Confronted by Cairn officials about the rise in the pound, the U.S. said Johnson’s co-conspirator Stuart Scott falsely blamed it on an order by a Russian Central Bank, according to the government. Scott, the former head of the bank’s currency trading in Europe, is in the U.K. fighting extradition.
Johnson took the stand at his trial, insisting Cairn got a "fair" price. He also sought to distance himself from the transaction, saying he’d left Scott, who was in London, in charge of the trading desk while he was in New York on the day of the trade.

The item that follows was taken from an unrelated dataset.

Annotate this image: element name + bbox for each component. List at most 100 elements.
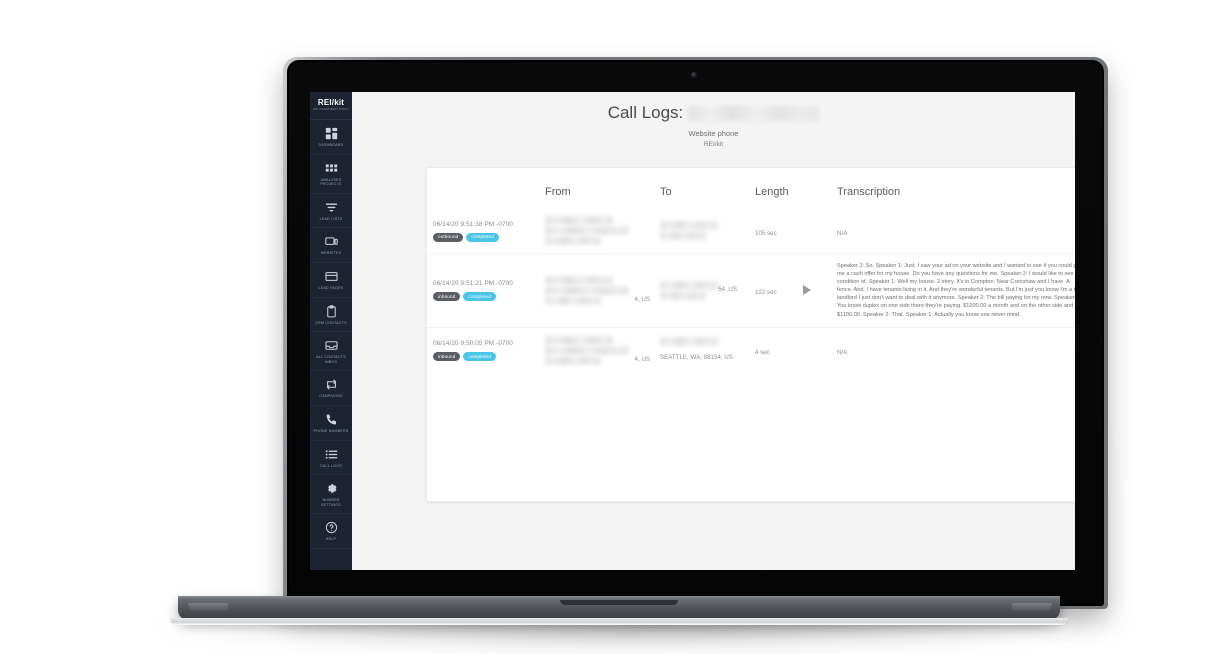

Johnson, a U.K. citizen with a home in Hampshire, asked to serve a term of house arrest in the U.K. doing community service. Almost 130 relatives, friends and former bank colleagues wrote to Garaufis seeking leniency for him. Johnson’s wife, Diane Minihane, and his lawyers argued he was punished enough by being prosecuted and that further separation from his six children would be unnecessarily harsh.
Daniel Mantini, a former currency trader at Salomon Smith Barney and Bear Stearns who left the industry in 2012, said sending Johnson to prison would be a "travesty of justice."
"If they were going to arrest every foreign-exchange dealer for front-running big orders and/or talking smack over the phone there would be many thousands in jail," Mantini said. "This guy was in the wrong place at the wrong time."
Prosecutors used HSBC’s recorded calls which they said showed real-time talk of the front-running, including one in which Johnson and Scott discuss how high the price of the pound could rise before the client would "squeal." In another, in Johnson tells Scott, “I think we got away with it."
The government also had emails and instant messages by Johnson and his colleagues. They said Johnson sent out a message using the code words "My watch is off." That alerted at least 10 other traders on both sides of the Atlantic to began a buying spree of pounds that dominated the market minutes before the 3 p.m. deal.
"This sentence should serve as a warning to those who engage in crooked financial schemes: the Justice Department’s Criminal Division and our Law enforcement partners are watching," said John Cronan, acting Assistant Attorney General.
Johnson’s lawyers said Thursday there are substantial issues to challenge his conviction. "We’re certainly appealing," lawyer Frank Wohl said as he left court.
The case is U.S. v. Mark Johnson, 16-CR-457, U.S. District Court for the Eastern District of New York (Brooklyn).